In the pipeline
If the government has its way and approves the Water Supply Tariff Commission (WSTC) proposal for water tariff, as recommended by the Kathmandu Upatyaka Khanepani Limited (KUKL), every consumer will get the bitter taste in their mouths possibly effective tomorrow. And KUKL is in charge of dealing with the water supply for the Kathmandu Valley. It may be agreed that the cost of everything has gone up but all this has happened due to various factors including the problems the government is having in dealing with the inflationary trend. The basis cited by the water authorities is that the tariff has to be hiked in keeping with the cost of operations. However, a small increase is expected by the consumers but the proposed tariff presents an altogether different scenario with the low income consumers coming under greater financial burden. To cite, the hike proposed would be between 10 to 30 per cent over the prevailing one. For the private users, the proposed rate would be Rs. 82.50 for the first 10,000 litres compared with the present Rs. 50. Moreover, an anomaly exists in the said proposal for levying Rs. 205.80 for 10,000 litres for community tap users.
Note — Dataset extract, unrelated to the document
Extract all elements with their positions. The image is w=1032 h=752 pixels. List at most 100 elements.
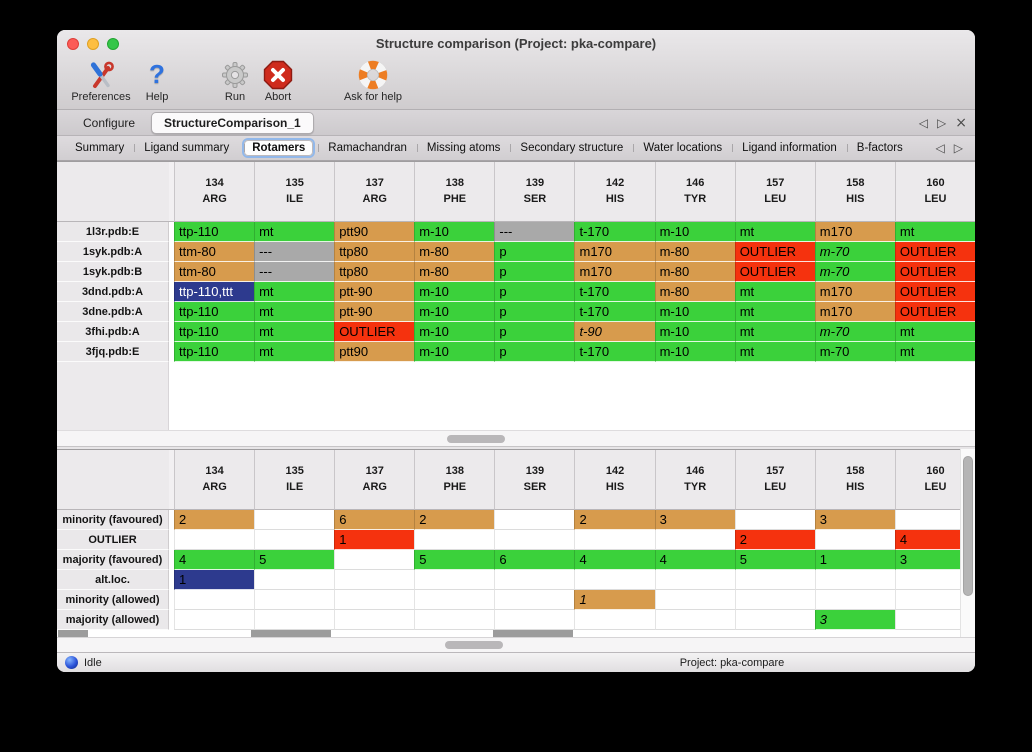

The groundwork for the fixation of the water tariff itself seems to be faulty because the poor are to be overburdened by the cost rather than those who can afford.
The hike has been proposed at a time when the water supply body has not been able to meet the requirements of the consumers though they have to pay the minimum tariff. On top of it, the sewerage charge inclusive to the water tariff looks out of place when one observes that very little has been done in this regard. The tall talk remains of meeting the people’s minimum water requirement but the focus is only realizing additional revenue. Such a harsh picture comes when the Melamchi Water Supply Project is yet to be completed to materialize the dream of more than sufficient water. In fact, the reality is that the pressure of the donor agency seems to be highhanded forcing the local water supply agency to go for the disagreeable tariff proposal. It must be remembered that the hike, if it is implemented in the same format, would invite more questions and criticisms than goodwill.
The repairs and maintenance of the water pipes is always questionable. There is the shortage of water. While new water lines are being sanctioned, many existing consumers are accustomed to seeing their dry taps despite having to pay the minimum tariff. The sewerage charge too is a contentious issue. Until and unless the KUKL has concrete plans and programmes to fulfil the water needs of the valley people, raising the tariff will be adding one more public grievance that will be counterproductive. It should have the strategy on how it can meet the water needs of the valley and on how it can cut costs before deciding on the hike. Those in positions of authority do not often feel any qualm about burdening the people. Price hike is not the only measure available. Meanwhile, the government has to make the KUKL play a responsible role related to adequate water supply to the consumers and cost reduction. The proposed tariff needs to be justified.